Right now I have a job I’m fairly good at and that compensates me fairly well for my time. This late-rising nonsense is antithetical to the role I play there, but they tolerate it for the moment. I have a woman that loves me and that I love. I have a mortgage, which poses a steadfast demand for me to fulfill my obligations.

I’ve been trying to make this connection my whole life, it seems. Getting up early gives me the half hour I need to work out and guarantees the hour I need to be creative each day.  Yet I don’t manage it with any kind of reliability. At times I feel like there are two people in my head – the one that wants to sleep (or eat, or game), and the “real” me.

Some folks would say that I am offloading blame. I suppose I am, in a sense. But I acknowledge that fact in hopes that I mitigate it to some extent. I don’t know how to make my brain cooperate. Fully awake, I deeply regret my half-conscious decisions, but the regret does not change things one whit.

Planning is the key, or so I’m told, but I’ve tried switching things up. I’ve put the alarm in other places, including outside of my room (no longer a practical option since my partner sleeps poorly to begin with). I’ve used multiple alarms. I’ve started projects that I am actually excited about. I’ve tried to move my sleep schedule. None of it has lasted past a couple of weeks.

There’s some part of me that simply fails this basic test. I wish I had a hopeful note to end this on, but I don’t. Sometimes failure isn’t making you better, it’s just making you fail.

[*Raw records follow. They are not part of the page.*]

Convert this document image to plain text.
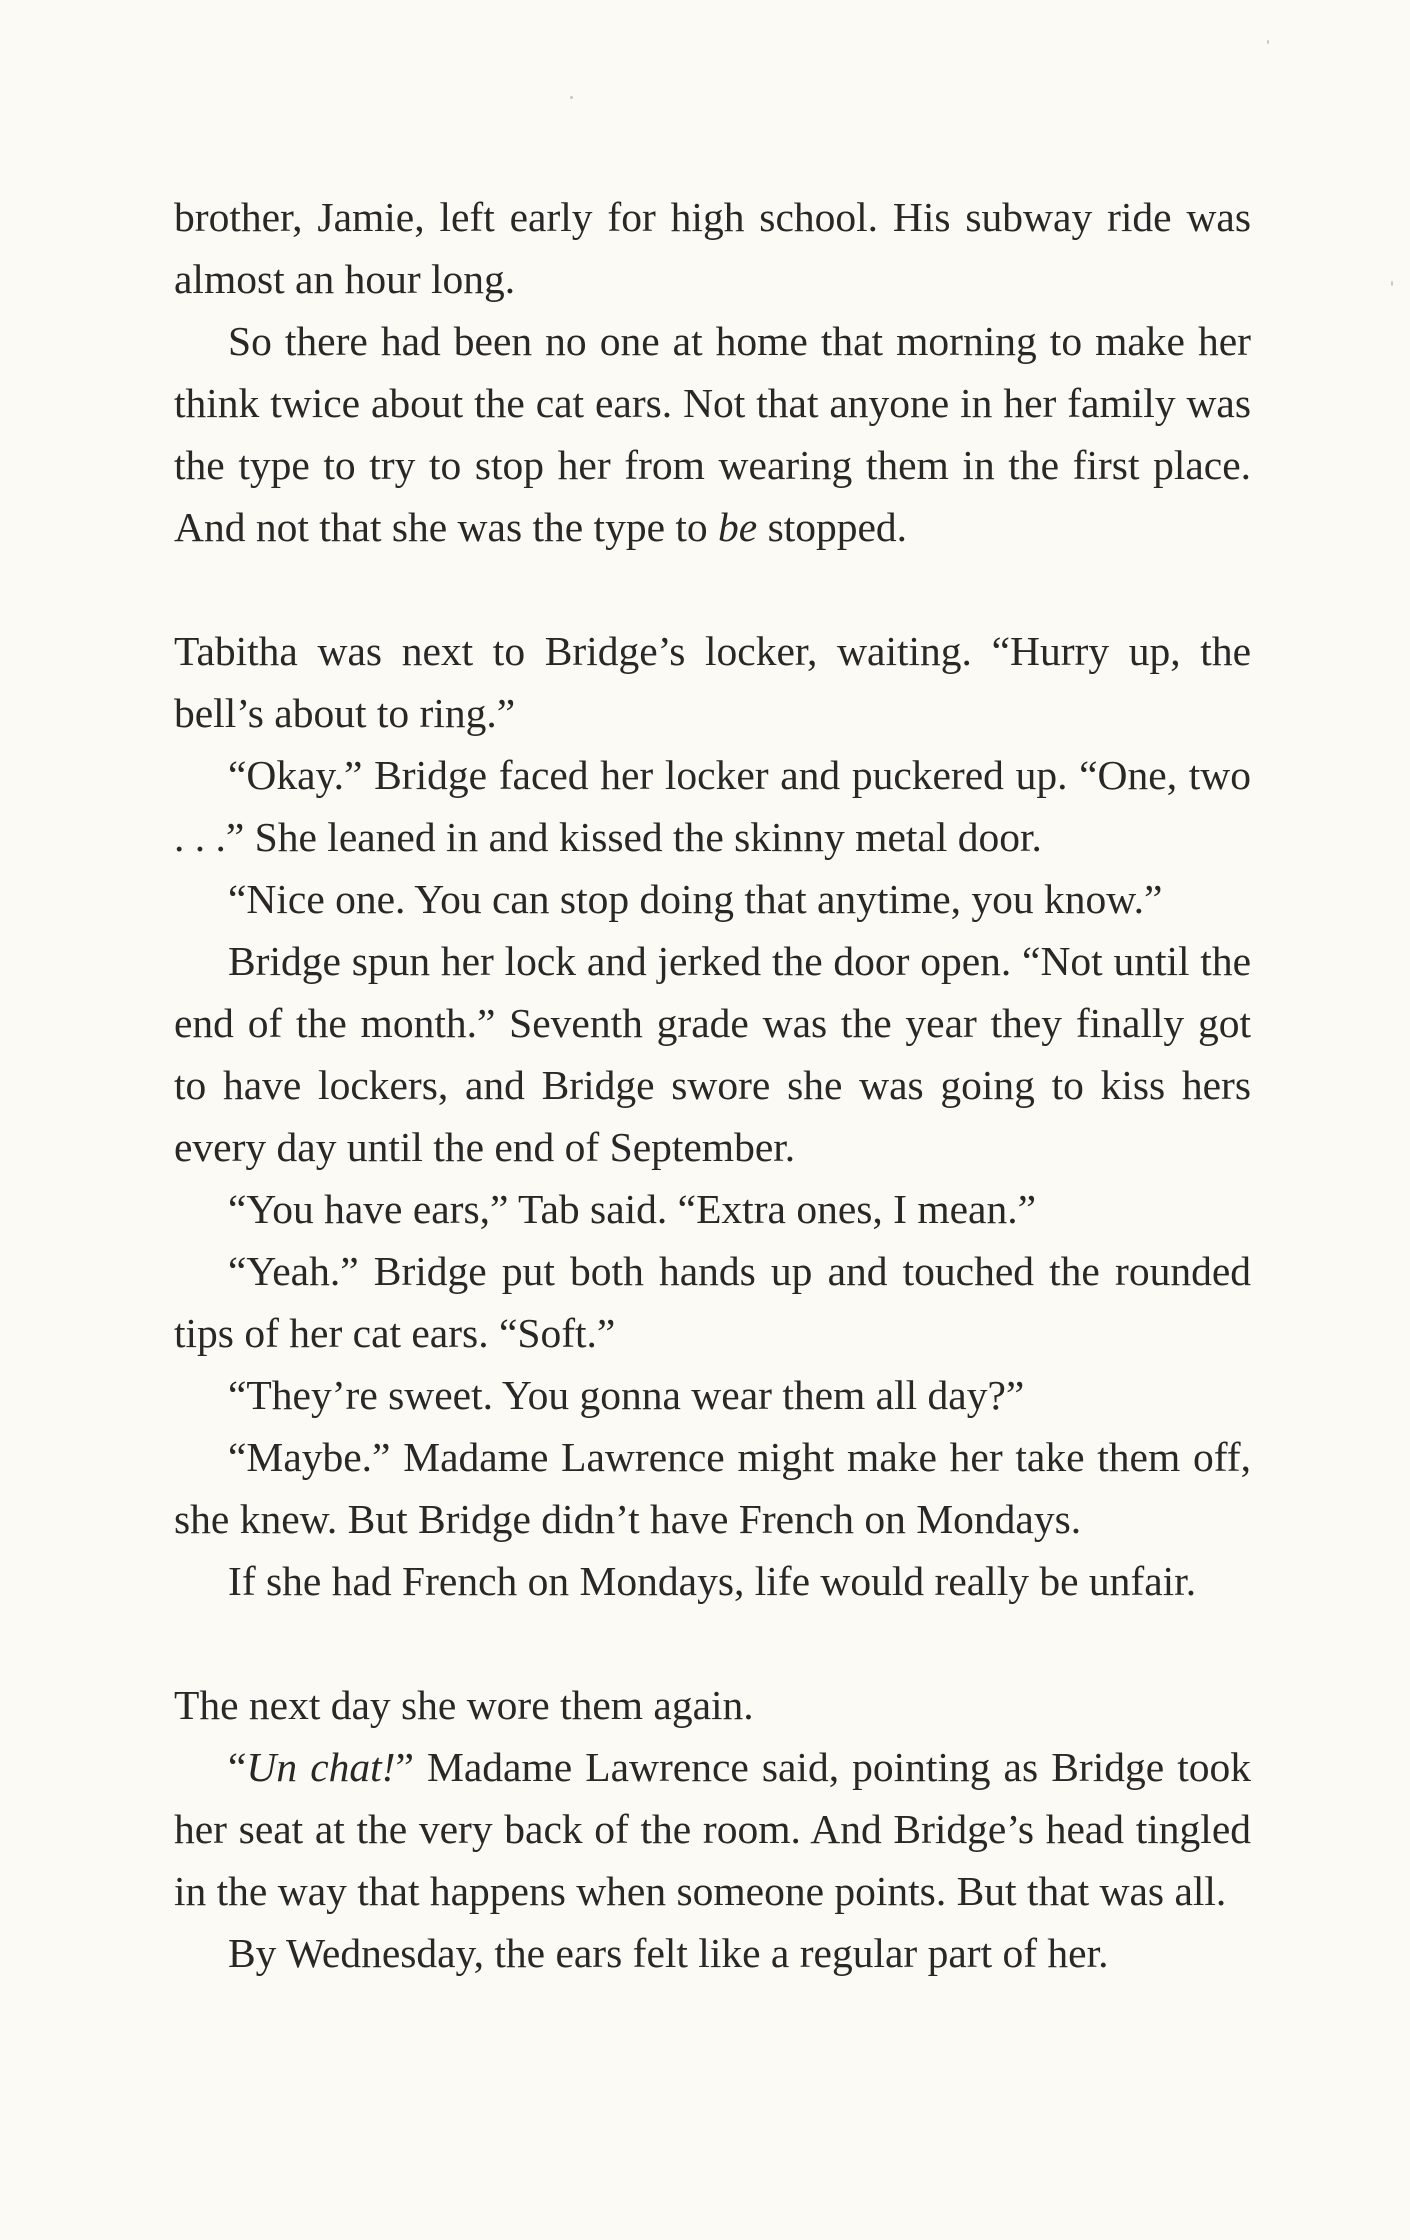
brother, Jamie, left early for high school. His subway ride was almost an hour long.

So there had been no one at home that morning to make her think twice about the cat ears. Not that anyone in her family was the type to try to stop her from wearing them in the first place. And not that she was the type to be stopped.

Tabitha was next to Bridge’s locker, waiting. “Hurry up, the bell’s about to ring.”

“Okay.” Bridge faced her locker and puckered up. “One, two . . .” She leaned in and kissed the skinny metal door.

“Nice one. You can stop doing that anytime, you know.”

Bridge spun her lock and jerked the door open. “Not until the end of the month.” Seventh grade was the year they finally got to have lockers, and Bridge swore she was going to kiss hers every day until the end of September.

“You have ears,” Tab said. “Extra ones, I mean.”

“Yeah.” Bridge put both hands up and touched the rounded tips of her cat ears. “Soft.”

“They’re sweet. You gonna wear them all day?”

“Maybe.” Madame Lawrence might make her take them off, she knew. But Bridge didn’t have French on Mondays.

If she had French on Mondays, life would really be unfair.

The next day she wore them again.

“Un chat!” Madame Lawrence said, pointing as Bridge took her seat at the very back of the room. And Bridge’s head tingled in the way that happens when someone points. But that was all.

By Wednesday, the ears felt like a regular part of her.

I still feel good about my life. About the directions it’s headed. About the milestones I’m achieving and the dreams I’m dreaming. About the people around me. But that deep frustration, that sense of disconnection, persists. It haunts me.

At times I have felt the need to accept that this is something I cannot change, that I can only “route around” this problem. Many of my self-employment thought experiments are based on that notion; at times I fear for the day that my efforts to build my own business will crumble when I become shackled to the common routine by my own creations. At times I fear for the day when I have children to account for.

Perhaps these things won’t come to pass. Perhaps they will work out better. Perhaps I will find something in myself when they do come to pass.

All I can do for now is keep trying.